Keeping an Eye on the SpyEye Trojan

Last month, I published evidence suggesting that future development of the ZeuS banking Trojan was being merged with that of the up-and-coming SpyEye Trojan. Since then, a flood of new research has been published about SpyEye, including a new Web site that helps track the location of SpyEye control networks worldwide.

Roman Hüssy, the curator of Zeustracker — a site that has spotlighted ZeuS activity around the globe since early 2009 — late last week launched SpyEye Tracker, a sister service designed to help Internet service providers keep tabs on miscreants using SpyEye (take care with the IP address links listed at this service, because they can lead to live, malicious files).

Hüssy said he’s not convinced that the SpyEye crimeware kit will usurp the mighty ZeuS. “Why should they give up something which works and pay for a new tool?” he said in an online chat with KrebsOnSecurity.com. Instead, Hüssy said he’s launching the new tracking service to help prevent that shift.

“To stay on the secure side I’ve decided to do some effort that SpyEye will not get [to be] the next ‘ZeuS’ Trojan,” he said. “My goal is to put SpyEye into the spotlight before it becomes a ‘big’ threat like ZeuS was in the past.”

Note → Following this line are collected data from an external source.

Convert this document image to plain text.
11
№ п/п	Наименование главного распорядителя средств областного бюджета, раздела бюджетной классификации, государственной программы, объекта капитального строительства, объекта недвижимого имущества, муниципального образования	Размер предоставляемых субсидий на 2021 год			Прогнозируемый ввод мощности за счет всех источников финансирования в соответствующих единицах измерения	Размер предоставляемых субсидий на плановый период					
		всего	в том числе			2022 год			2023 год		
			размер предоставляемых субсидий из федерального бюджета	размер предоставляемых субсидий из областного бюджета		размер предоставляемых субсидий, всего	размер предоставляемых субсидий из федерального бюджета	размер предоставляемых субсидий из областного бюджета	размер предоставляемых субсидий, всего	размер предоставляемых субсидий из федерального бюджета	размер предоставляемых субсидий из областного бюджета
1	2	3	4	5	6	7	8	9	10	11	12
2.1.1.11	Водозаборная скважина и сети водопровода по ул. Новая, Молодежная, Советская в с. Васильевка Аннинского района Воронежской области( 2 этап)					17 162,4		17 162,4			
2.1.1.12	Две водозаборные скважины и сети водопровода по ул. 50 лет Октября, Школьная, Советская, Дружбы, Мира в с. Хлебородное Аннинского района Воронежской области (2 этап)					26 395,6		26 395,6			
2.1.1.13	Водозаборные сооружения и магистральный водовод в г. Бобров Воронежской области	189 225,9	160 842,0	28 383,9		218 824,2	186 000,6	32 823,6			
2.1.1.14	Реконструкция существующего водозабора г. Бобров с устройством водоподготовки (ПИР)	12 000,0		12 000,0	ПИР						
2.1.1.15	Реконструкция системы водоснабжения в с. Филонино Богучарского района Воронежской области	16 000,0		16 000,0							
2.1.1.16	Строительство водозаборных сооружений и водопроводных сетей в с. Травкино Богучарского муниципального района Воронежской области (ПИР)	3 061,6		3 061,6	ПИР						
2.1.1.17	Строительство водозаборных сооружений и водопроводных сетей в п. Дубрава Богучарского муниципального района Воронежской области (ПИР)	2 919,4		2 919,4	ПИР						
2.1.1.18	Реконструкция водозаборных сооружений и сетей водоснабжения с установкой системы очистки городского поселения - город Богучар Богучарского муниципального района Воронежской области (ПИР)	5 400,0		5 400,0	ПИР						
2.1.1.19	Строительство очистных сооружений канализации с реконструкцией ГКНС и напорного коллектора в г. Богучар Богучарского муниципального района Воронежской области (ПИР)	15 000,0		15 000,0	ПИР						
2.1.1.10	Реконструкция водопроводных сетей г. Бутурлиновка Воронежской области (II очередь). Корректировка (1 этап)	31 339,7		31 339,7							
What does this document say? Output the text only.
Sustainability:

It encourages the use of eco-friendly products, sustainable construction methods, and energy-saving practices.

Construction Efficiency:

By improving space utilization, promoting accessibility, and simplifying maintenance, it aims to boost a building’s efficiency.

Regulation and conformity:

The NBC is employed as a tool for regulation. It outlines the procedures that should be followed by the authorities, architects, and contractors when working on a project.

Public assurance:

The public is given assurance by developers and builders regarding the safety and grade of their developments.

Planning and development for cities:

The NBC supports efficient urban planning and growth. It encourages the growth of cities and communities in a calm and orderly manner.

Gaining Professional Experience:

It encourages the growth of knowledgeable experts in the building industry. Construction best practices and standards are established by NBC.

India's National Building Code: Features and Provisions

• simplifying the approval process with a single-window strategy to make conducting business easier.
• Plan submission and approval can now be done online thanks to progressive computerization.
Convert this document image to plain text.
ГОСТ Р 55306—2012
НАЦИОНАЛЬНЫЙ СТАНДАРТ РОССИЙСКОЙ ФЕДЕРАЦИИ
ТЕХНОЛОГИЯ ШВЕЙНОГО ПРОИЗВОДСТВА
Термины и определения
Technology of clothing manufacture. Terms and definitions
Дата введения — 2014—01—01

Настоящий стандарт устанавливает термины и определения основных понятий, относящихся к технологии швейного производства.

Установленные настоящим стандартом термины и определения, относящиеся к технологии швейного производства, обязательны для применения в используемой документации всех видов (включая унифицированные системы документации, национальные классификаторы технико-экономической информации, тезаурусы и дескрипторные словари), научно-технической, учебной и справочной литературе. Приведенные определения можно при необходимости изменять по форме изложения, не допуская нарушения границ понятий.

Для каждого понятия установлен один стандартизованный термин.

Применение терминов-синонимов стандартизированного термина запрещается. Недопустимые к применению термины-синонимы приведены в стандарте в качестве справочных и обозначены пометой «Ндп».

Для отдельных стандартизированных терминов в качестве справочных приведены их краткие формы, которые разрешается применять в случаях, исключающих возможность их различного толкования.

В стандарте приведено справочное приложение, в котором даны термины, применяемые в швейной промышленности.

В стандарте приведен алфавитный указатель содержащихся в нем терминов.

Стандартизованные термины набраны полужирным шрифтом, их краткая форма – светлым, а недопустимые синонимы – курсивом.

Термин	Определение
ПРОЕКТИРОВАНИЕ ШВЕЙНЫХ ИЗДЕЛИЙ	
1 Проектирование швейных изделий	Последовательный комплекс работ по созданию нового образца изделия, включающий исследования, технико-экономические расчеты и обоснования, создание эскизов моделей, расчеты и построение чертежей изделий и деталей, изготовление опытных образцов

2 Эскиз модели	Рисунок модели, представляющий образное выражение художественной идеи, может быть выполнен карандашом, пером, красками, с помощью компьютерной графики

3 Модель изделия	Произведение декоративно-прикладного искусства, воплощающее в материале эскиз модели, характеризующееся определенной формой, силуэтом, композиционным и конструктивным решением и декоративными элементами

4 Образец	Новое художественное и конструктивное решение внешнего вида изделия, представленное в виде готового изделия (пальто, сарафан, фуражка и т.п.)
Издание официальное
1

For the moment, ZeuS still far outnumbers SpyEye: Hüssy’s new tracker is following about 25 distinct botnets created with SpyEye, versus roughly 100 ZeuS-related botnets with resources online.

Security researchers at anti-bot company Damballa last week published an in-depth look at the worldwide distribution of SpyEye, noting that if there were a SpyEye Olympics, ISPs in Ukraine easily would take home the gold for hosting malicious control networks.

In addition, the SANS Institute has published a lengthy white paper detailing some of the code similarities and interaction between ZeuS and SpyEye. Also, Trend Micro last month released the second half of a two-part analysis on how computer crooks use the SpyEye Web interface.